4.2 Toepasbaarheid van de norm in de Westelijke Mijnstreek
Op basis van bovenstaande beschrijving van eerder onderzoek naar normtijden hebben wij geconcludeerd dat de combinatie van activiteiten, frequenties en tijdbesteding in principe in iedere gemeente van toepassing is, uiteraard binnen het beleidskader van de betreffende gemeente. In de gemeenten in de Westelijke Mijnstreek is een extra zorgvuldigheidstoets gedaan door de toepasbaarheid te toetsen bij een regionale expertgroep tijdens een bijeenkomst.
Onderdelen van huishoudelijke ondersteuning
In de expertbijeenkomst hebben we de volgende onderdelen van hulp bij het huishouden besproken. Deze komen niet één op één over met de onderdelen zoals benoemd in het protocol van de gemeenten in de Westelijke Mijnstreek. Tabel 2 laat de vertaling zien van de onderdelen in de norm naar de onderdelen in de Westelijke Mijnstreek. Daarbij is de complete set van activiteiten binnen de norm uitgangspunt. Deze is uitgebreider dan de activiteiten die benoemd zijn in de indicatieprotocollen van de gemeenten in de Westelijke Mijnstreek.

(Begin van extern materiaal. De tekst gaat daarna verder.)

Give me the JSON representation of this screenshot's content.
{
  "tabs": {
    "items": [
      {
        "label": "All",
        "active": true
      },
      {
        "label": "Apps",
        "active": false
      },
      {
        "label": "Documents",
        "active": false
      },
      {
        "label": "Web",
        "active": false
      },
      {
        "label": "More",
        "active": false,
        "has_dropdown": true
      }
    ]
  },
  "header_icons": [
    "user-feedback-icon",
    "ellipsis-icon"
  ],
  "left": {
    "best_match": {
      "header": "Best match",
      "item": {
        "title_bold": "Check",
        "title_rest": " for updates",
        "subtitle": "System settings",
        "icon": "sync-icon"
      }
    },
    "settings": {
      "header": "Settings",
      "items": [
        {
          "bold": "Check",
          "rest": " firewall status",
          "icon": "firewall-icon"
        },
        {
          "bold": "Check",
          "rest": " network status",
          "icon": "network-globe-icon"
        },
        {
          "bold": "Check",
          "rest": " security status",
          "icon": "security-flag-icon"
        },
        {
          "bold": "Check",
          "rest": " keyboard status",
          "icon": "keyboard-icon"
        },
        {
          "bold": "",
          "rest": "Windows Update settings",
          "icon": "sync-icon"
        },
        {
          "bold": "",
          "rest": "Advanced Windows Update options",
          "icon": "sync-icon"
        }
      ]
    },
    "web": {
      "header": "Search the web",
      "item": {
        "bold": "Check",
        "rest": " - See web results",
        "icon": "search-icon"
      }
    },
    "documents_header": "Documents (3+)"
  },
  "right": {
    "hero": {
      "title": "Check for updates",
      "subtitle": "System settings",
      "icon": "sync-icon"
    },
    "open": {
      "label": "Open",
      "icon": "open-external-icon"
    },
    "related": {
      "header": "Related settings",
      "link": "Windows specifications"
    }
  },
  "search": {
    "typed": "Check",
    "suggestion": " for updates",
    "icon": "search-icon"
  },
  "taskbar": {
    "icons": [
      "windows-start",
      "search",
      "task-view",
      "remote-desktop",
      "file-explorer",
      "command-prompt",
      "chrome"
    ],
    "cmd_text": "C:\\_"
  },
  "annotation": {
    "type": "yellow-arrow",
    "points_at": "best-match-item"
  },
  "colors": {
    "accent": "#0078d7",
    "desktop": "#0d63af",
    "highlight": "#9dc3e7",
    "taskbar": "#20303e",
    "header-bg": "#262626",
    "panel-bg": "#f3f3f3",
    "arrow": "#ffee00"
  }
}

Verzorging van kinderen bij uitval van ouders en/of verzorgers Organisatie van het huishouden Advies, instructie en voorlichting gericht op het huishouden, aanleren van vaardigheden |
Tabel 2. Onderdelen hulp bij het huishouden
Oordeel van de regionale expertgroep
De regionale expertgroep gaf aan dat de norm uit eerder onderzoek ook in de Westelijke Mijnstreek van toepassing is. De volgende aspecten zijn bediscussieerd:
De expertgroep had aanvullingen op de activiteiten onder licht en zwaar huishoudelijk werk: opruimen in de keuken, afwassen, raamkozijnen afnemen, tapijten en matten uitkloppen en de berging schoonmaken. De gezamenlijke conclusie was als volgt: opruimen in de keuken valt onder ‘keuken schoonmaken’. Tapijten en matten uitkloppen valt onder ‘stofzuigen’.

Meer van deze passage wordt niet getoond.